Röportaj

Şemsipaşa Camii İmamı Murtazaoğlu: İmamlık Namaz Kıldırmaktan İbaret Değildir

Sizi tanıyabilir miyiz, Binali Murtazaoğlu kimdir?

Aslen Ahıska Türküyüm. Ahıska denilince çok uzak bir yer gibi anlaşılıyor ama öyle değil. Ahıska Ardahan Posof’un hemen öte tarafında bir yer. 200-300 sene Anadolu toprağı olarak bulunmuş daha sonra birtakım meselelerden dolayı Rusya’ya geçmiş olan bir toprak. Fakat ben doğma büyüme Azerbaycanlıyım. 2006 yılında üniversiteyi kazandım ve ailemle birlikte Türkiye’ye geldim. Şu an ise halk arasında Kuşkonmaz Camii olarak da bilinen Şemsi Paşa Camii’nde imamlık yapmaktayım. Rabbim bu camide bize görev yapmayı nasip etti elhamdülillah.

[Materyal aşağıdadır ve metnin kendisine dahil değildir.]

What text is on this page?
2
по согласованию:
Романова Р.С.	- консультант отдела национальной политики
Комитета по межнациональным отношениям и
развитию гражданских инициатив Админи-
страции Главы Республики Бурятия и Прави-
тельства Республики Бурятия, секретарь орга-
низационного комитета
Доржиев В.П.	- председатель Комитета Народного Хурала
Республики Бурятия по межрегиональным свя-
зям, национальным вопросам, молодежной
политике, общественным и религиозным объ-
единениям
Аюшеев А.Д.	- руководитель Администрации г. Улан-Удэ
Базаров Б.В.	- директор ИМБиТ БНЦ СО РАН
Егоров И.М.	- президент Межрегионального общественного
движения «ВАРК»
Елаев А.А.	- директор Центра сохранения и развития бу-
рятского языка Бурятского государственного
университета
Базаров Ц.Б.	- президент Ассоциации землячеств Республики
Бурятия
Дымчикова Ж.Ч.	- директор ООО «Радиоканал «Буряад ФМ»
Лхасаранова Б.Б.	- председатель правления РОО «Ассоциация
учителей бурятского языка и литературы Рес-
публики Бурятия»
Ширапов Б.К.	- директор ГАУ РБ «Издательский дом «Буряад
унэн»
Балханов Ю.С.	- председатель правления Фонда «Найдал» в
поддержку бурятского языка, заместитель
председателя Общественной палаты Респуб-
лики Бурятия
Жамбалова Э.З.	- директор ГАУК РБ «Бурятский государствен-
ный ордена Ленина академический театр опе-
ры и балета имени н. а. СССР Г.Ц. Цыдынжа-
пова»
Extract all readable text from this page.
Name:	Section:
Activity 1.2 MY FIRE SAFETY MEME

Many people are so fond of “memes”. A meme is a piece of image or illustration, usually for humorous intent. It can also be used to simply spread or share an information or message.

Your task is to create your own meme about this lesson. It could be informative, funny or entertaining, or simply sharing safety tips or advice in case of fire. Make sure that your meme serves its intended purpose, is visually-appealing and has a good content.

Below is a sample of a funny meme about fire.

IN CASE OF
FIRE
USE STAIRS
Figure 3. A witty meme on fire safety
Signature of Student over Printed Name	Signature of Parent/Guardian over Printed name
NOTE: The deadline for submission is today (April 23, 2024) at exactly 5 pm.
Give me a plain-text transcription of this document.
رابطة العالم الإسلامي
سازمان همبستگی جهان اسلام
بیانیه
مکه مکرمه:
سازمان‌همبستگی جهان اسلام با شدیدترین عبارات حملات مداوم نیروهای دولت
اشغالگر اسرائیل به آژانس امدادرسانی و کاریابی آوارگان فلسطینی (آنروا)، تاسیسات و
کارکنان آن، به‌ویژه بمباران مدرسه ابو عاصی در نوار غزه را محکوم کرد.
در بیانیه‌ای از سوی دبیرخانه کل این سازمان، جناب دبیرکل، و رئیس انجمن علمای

Görev yaptığınız cami Türkiye’de çok meşhur olan bir cami. Dediğiniz gibi halk arasında Kuşkonmaz Camii olarak da biliniyor. Bu caminin tarihinden, özelliklerinden bahseder misiniz, bu camiye “kuşkonmaz” denmesinin sebebi nedir?

Bu hususla ilgili olarak sosyal medyada çok fazla haber, bilgi var. Ne kadar doğru olduğunu bilemiyorum; fakat anlatıldığına göre Şemsi Ahmed Paşa ile Sokullu Mehmed Paşa aynı dönemde yaşamış olan Osmanlı paşalarıdır. Sokullu Paşa karşıda bir külliye yaptırıyor ve Şemsi Ahmed Paşa orayı ziyaret ediyor. Şemsi Ahmed Paşa, Sokullu Mehmed Paşa’nın yaptırmış olduğu külliyenin üzerinde çok fazla kuşun olduğunu ve oraların kuş pisliğiyle dolu olduğunu görünce; “Efendim siz bir külliye yaptırdınız ama kuş pisliğinden geçilmiyor.” şeklinde bir şey söylüyor. Sokullu Paşa ise latife yaparak; “Efendim gökyüzüne açık olan her bina kuşlardan nasibini alır.” şeklinde cevap veriyor. Bir bina gökyüzüne açıksa, üstü kapalı değilse ki, bu ister bir cami olsun ister bir ev, kuşlar altta cami mi varmış, ev mi varmış diye bakmaz. Aradan bir müddet zaman geçtikten sonra Şemsi Paşa bir cami yaptırmak istiyor. Şemsi Paşa; “Öyle bir cami yaptırayım ki kuşlar pislemesin.” diyor. Bakın dikkat ederseniz kuşlar konmasın değil, pislemesin diyor. Çünkü, ecdadımızın yaptığı camilere baktığımız zaman kuşlar ve diğer hayvanlar için bir barınak yapmışlardır. Şemsi Paşa kuş konmasından ziyade kuşların fazla kalmamasını istiyor. Kuşlar bir yerde fazla kaldığı zaman pisler. Bu düşüncesinin zamanın dâhisi Mimar Sinan’a anlatıyor. Mimar Sinan da yılların tecrübesiyle buna en münasip, en uygun yerin neresi olduğunu hesaplıyor ve şu anda bulunduğumuz yer olan Salacak bölgesini münasip görüyor. Salacak bölgesi dediğimiz bu nokta boğaza doğru burun gibi çıkmış bir yer. Karadeniz ve Marmara Denizi rüzgârlarının bitiştiği bir nokta. Bu sebeple buraya yapılmasının uygun olduğunu düşünüyor, söylüyor ve bu camiyi yapıyorlar. Kısaca böyle anlatalım.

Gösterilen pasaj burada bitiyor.